Autor: Christian Schuberth

Katschenreuth, Freitag, 18. November 2016

Die Katschenreutherin Silke Eber hat Deutschland zum zweiten Weltmeister-Titel in Folge geführt. Nun überlegt sie, aufzuhören.
Bundestrainerin Silke Eber (rechts) aus Katschenreuth bei Kulmbach feierte mit der deutschen Faustball-Nationalmannschaft in Brasilien die WM-Titelverteidigung.  Foto: DFBL


Drei Tage lange lang trug Silke Eber die goldene WM-Medaille um den Hals - nicht mal zum Schlafen nahm sie das Schmuckstück ab. Jetzt ist die rauschende Party beendet, die Katschenreutherin vom südamerikanischen Frühling im nasskalten oberfränkischen Herbst zurück. Und nun stellt sie sich die Frage: Weitermachen oder aufhören?

4:2 schlugen die deutschen Damen im Finale Gastgeber Brasilien. Danach knallten die Korken. "Wir haben zehn Tage gefeiert und uns den einen oder anderen Caipirinha gegönnt", berichtet Silke Eber von der anschießenden Rundreise mit 60 Fans durch Brasilien. Copa Cabana und Caipirinha sind passe, die Party ist beendet - nun trägt sich Silke Eber mit Rücktrittsgedanken. Schließlich hat sie alles erreicht, was man erreichen kann. Die 41-Jährige stellt sich die Frage: "Bin ich immer noch in der Lage, der Mannschaft neue Impulse zu geben?"


Vertrag endet Ende des Jahres

Silke Ebers Vertrag mit der Deutschen Faustball-Liga (DFBL) endet am 31. Dezember. Schon nach dem ersten WM-Titelgewinn vor zwei Jahren in Dresden dachte sie an Rücktritt, verrät Eber. Nötigt ihr doch die Doppelbelastung mit Beruf und Ehrenamt einen großen Spagat ab. Die Faustball-Bundestrainerin bekommt lediglich ein kleines Honorar, ihre Brötchen muss Silke Eber bei der Baugenossenschaft verdienen. "Das ist ein Job, der mich extrem fordert. Und so ein Amt kann man eigentlich nicht nebenbei ausüben", sagt die Katschenreutherin.
Auch wenn sich die Strukturen im deutschen Faustballsport ständig verbessern (Eber: "Wir haben inzwischen immerhin Physiotherapeuten bei der WM dabei und arbeiten mit Videoanalyse") - von Professionalität wie etwa beim Fußball ist man aber noch meilenweit entfernt. "Ich kann mir nicht vorstellen, dass Faustballer irgendwann von ihrer Sportart leben können", sagt Eber.
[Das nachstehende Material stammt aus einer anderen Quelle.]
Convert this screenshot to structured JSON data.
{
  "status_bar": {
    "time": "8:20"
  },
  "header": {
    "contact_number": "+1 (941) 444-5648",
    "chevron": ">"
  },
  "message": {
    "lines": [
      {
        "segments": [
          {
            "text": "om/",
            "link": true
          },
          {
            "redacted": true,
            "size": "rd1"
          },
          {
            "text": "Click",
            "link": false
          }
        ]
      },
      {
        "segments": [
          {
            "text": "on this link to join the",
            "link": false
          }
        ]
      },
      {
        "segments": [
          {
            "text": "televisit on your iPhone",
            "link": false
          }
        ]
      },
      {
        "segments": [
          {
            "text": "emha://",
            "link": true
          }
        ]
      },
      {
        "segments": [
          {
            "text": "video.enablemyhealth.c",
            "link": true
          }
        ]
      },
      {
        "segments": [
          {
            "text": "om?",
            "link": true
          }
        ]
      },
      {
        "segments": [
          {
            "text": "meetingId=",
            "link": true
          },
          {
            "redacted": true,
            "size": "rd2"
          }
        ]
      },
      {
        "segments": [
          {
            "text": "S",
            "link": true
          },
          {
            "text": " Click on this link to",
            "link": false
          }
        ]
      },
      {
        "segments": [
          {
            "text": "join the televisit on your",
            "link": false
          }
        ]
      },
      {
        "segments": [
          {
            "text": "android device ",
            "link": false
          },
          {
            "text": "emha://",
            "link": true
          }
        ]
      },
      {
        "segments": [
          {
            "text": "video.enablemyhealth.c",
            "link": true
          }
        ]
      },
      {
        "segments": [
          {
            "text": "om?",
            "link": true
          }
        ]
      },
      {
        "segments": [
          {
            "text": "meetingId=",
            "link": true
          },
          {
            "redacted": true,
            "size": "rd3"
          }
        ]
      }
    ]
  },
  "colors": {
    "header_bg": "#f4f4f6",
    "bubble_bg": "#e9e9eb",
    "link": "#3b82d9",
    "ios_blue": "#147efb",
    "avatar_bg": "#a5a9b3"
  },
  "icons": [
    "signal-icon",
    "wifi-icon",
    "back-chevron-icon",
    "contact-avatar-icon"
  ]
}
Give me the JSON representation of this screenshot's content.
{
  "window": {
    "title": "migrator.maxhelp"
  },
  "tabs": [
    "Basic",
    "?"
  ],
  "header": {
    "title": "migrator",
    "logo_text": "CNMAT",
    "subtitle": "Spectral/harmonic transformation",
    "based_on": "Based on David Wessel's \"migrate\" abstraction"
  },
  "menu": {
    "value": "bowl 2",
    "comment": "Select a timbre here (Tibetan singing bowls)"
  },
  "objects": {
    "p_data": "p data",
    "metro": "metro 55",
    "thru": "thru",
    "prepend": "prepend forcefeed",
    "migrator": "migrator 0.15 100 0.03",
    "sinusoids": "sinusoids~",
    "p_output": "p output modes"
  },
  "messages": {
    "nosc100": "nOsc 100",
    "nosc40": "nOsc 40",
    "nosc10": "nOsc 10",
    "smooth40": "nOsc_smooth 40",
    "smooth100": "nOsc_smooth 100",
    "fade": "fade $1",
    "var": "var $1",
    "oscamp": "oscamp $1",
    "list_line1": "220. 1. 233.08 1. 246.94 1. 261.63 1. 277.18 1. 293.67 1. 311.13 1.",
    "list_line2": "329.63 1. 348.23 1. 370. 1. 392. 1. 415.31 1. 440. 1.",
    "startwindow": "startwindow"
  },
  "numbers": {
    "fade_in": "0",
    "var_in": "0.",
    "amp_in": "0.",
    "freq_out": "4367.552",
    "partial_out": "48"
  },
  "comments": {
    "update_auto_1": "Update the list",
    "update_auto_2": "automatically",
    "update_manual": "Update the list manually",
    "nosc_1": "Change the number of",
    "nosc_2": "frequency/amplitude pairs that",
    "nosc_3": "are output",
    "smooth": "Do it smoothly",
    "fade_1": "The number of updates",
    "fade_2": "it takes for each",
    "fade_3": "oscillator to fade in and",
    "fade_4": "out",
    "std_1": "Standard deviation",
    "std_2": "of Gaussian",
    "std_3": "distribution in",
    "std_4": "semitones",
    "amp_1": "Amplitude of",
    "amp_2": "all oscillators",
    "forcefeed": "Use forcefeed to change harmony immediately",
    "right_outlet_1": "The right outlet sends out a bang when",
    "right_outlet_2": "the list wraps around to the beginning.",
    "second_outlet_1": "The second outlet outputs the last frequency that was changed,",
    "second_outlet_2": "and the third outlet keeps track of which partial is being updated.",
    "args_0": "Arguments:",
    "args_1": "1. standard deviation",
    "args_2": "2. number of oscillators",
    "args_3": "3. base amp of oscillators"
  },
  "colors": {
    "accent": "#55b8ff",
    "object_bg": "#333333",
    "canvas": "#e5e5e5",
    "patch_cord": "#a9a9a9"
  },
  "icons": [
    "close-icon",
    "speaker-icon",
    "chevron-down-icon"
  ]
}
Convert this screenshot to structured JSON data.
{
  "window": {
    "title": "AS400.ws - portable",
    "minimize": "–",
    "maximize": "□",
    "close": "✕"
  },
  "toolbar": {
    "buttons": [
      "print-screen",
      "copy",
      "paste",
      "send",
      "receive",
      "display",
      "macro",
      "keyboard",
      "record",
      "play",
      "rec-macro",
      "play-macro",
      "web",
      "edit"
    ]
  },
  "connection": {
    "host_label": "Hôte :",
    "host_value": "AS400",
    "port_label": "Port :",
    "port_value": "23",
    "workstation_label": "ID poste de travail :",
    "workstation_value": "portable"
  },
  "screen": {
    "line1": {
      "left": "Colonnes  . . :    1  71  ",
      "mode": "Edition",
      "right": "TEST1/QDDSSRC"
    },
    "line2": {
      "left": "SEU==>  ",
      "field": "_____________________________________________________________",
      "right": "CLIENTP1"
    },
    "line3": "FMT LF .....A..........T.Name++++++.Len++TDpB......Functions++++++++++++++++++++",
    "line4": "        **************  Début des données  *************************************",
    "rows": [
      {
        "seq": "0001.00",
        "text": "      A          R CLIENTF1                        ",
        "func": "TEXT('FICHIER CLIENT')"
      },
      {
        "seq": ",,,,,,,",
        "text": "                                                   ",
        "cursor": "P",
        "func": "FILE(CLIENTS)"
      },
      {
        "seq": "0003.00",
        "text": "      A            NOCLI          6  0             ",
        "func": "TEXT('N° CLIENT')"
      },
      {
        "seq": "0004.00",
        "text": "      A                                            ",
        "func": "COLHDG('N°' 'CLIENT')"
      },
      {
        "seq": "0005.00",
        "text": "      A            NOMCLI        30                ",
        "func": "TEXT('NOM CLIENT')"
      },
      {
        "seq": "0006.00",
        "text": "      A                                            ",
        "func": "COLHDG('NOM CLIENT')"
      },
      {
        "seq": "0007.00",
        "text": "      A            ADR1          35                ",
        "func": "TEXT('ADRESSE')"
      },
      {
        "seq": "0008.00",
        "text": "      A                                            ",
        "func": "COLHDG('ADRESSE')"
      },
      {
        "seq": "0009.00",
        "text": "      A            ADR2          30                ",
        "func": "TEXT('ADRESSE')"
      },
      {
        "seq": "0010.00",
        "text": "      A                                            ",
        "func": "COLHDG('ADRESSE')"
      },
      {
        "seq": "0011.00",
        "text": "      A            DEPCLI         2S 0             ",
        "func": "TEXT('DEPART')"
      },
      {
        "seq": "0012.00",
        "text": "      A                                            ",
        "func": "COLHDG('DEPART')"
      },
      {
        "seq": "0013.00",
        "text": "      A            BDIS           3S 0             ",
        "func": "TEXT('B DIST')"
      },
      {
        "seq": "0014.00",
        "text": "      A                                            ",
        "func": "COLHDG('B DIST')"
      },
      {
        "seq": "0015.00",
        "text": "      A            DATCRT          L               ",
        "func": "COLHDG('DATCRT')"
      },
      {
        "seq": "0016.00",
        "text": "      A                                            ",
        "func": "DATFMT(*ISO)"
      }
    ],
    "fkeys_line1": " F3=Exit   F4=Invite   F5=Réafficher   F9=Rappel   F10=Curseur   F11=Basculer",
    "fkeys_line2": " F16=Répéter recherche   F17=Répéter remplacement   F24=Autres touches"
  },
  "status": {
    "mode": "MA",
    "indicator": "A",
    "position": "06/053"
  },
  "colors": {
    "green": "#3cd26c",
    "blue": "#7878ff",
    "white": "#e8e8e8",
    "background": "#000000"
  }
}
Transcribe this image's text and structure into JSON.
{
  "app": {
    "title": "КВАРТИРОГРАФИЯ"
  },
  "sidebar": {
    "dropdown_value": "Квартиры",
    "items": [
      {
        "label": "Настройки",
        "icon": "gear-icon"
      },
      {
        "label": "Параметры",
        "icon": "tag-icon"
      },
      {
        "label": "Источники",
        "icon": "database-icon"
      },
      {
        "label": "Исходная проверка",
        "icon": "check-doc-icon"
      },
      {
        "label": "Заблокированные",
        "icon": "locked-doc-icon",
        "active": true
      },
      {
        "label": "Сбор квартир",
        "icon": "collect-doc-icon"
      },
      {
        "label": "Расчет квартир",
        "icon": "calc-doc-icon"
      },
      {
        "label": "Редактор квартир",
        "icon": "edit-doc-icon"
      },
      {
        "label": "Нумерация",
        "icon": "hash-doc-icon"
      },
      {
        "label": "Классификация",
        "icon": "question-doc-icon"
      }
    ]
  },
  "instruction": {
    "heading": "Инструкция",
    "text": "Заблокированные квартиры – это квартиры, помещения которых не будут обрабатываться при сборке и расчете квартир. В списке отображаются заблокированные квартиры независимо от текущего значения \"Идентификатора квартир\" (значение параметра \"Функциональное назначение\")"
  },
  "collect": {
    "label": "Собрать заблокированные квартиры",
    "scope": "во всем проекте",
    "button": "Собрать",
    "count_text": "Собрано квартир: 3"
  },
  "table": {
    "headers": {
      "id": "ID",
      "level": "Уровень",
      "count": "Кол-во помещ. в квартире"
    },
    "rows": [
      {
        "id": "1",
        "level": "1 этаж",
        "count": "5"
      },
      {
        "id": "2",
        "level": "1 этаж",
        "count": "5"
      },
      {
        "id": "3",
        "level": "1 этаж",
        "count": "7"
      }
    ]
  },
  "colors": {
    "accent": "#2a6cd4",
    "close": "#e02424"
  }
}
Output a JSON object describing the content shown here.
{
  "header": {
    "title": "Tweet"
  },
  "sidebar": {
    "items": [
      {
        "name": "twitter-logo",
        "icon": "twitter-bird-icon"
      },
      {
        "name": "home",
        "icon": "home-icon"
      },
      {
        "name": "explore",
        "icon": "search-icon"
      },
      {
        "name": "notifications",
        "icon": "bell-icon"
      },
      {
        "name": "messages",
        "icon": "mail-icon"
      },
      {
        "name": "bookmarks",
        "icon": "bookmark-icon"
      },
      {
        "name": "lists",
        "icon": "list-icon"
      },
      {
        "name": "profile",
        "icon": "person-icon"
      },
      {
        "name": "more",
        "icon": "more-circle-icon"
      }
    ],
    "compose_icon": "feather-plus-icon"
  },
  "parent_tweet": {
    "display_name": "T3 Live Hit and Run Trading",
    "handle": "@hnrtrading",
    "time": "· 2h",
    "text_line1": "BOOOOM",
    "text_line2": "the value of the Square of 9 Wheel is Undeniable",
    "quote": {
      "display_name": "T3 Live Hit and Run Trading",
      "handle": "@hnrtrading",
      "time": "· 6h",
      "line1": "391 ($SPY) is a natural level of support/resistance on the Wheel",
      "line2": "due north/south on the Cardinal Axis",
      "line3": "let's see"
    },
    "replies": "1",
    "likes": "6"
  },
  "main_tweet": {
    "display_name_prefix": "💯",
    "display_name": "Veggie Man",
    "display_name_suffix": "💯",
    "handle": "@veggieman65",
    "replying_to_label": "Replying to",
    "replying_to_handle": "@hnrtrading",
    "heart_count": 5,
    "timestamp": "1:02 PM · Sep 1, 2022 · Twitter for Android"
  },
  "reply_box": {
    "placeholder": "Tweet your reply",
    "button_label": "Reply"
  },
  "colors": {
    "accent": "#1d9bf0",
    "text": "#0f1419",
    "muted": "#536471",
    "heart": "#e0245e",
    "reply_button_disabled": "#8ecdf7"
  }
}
Schon die Aufnahme ins olympische Programm ist derzeit Utopie. Faustball hat zwar auch Indien, Pakistan oder Togo erobert und wird mittlerweile in etwa 50 Ländern gespielt. Doch die olympische Charta fordert eine Verbreitung einer Sportart über mindestens 75 Länder und alle vier Kontinente hinweg. Dass die kleinen Nationen langsam aufholen, zeigte sich bei der WM. Denn mit Chile stand erstmals in der Geschichte von Damen-Weltmeisterschaften (seit 1994) eine andere Mannschaft außer Brasilien, Deutschland, Österreich und der Schweiz im Halbfinale. Die Österreicherinnen, die in zwei Jahren die nächste WM ausrichten, wurden diesmal nur Fünfte.


Paulo Rink zu Gast

Der ehemalige deutsche Nationalspieler Paulo Rink, unter anderem auch in Diensten des 1. FC Nürnberg und jetzt Stadtrat von Curitiba, eröffnete das einwöchige WM-Turnier auf der Anlage des Damenfaustball-Weltpokalsiegers Duque de Caixias. Der besitzt allein vier eigene Faustball-Plätze. Doch der Center-Court war zunächst nicht bespielbar. "Am ersten Tag hat es bis zum Geht-Nicht-Mehr geregnet. Bei diesen Bodenverhältnissen merkt man die Leistungsunterschiede nicht so sehr", sagt Silke Eber. Umso bemerkenswerter war es für die Bundestrainerin, wie souverän ihre Mannschaft durch die Vorrunde marschiert und in sechs Spielen nur einen Satz abgab. Etwa 800 Zuschauer sahen die Wasserschlacht gegen Brasilien, die Deutschland 2:1 gewann.
Im Halbfinale machte das Überraschungsteam aus Chile Silke Ebers Mannschaft eineinhalb Sätze das Leben schwer, ehe es Deutschland im Traumfinale gegen Brasilien stand. Da ging es heiß her. "1500 Zuschauer haben einen ohrenbetäubenden Lärm gemacht. Schon beim Aufwärmen haben sie Bengalos geworfen", erzählt Eber.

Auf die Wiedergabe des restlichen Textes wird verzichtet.